Julia was beginning to reply, when they were both startled by a knocking at the door.

‘O, Mr Forsyth!’

‘Don’t be afraid, my dear girl,’ said Gideon, laying his hand tenderly on her arm.

‘I know it’s the police,’ she whispered. ‘They are coming to complain about the statue.’


The knock was repeated.
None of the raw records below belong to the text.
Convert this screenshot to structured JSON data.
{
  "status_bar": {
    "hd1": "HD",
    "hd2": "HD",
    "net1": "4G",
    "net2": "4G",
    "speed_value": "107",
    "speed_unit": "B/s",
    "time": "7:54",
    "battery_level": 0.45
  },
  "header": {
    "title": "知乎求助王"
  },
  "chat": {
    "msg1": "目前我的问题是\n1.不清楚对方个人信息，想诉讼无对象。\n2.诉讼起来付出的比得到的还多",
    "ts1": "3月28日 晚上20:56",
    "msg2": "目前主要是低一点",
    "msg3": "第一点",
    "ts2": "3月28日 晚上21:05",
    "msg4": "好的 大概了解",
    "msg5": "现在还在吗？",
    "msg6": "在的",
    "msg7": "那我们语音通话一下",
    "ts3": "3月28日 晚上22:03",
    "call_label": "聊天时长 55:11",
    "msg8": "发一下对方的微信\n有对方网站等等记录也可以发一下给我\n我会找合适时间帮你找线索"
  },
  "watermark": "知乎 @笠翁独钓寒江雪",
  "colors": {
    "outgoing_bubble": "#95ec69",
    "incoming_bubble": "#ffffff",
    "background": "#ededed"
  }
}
It was louder than before, and more impatient.

‘It’s Morris,’ cried Julia, in a startled voice, and she ran to the door and opened it.

It was indeed Morris that stood before them; not the Morris of ordinary days, but a wild-looking fellow, pale and haggard, with bloodshot eyes, and a two-days’ beard upon his chin.

‘The barrel!’ he cried. ‘Where’s the barrel that came this morning?’ And he stared about the lobby, his eyes, as they fell upon the legs of Hercules, literally goggling in his head. ‘What is that?’ he screamed. ‘What is that waxwork? Speak, you fool! What is that? And where’s the barrel—the water-butt?’

‘No barrel came, Morris,’ responded Julia coldly. ‘This is the only thing that has arrived.’

‘This!’ shrieked the miserable man. ‘I never heard of it!’

‘It came addressed in your hand,’ replied Julia; ‘we had nearly to pull the house down to get it in, that is all that I can tell you.’

Morris gazed at her in utter bewilderment. He passed his hand over his forehead; he leaned against the wall like a man about to faint. Then his tongue was loosed, and he overwhelmed the girl with torrents of abuse. Such fire, such directness, such a choice of ungentlemanly language, none had ever before suspected Morris to possess; and the girl trembled and shrank before his fury.

‘You shall not speak to Miss Hazeltine in that way,’ said Gideon sternly. ‘It is what I will not suffer.’

‘I shall speak to the girl as I like,’ returned Morris, with a fresh outburst of anger. ‘I’ll speak to the hussy as she deserves.’

‘Not a word more, sir, not one word,’ cried Gideon. ‘Miss Hazeltine,’ he continued, addressing the young girl, ‘you cannot stay a moment longer in the same house with this unmanly fellow. Here is my arm; let me take you where you will be secure from insult.’


‘Mr Forsyth,’ returned Julia, ‘you are right; I cannot stay here longer, and I am sure I trust myself to an honourable gentleman.’

Pale and resolute, Gideon offered her his arm, and the pair descended the steps, followed by Morris clamouring for the latchkey.

Julia had scarcely handed the key to Morris before an empty hansom drove smartly into John Street. It was hailed by both men, and as the cabman drew up his restive horse, Morris made a dash into the vehicle.

‘Sixpence above fare,’ he cried recklessly. ‘Waterloo Station for your life. Sixpence for yourself!’

‘Make it a shilling, guv’ner,’ said the man, with a grin; ‘the other parties were first.’

‘A shilling then,’ cried Morris, with the inward reflection that he would reconsider it at Waterloo. The man whipped up his horse, and the hansom vanished from John Street.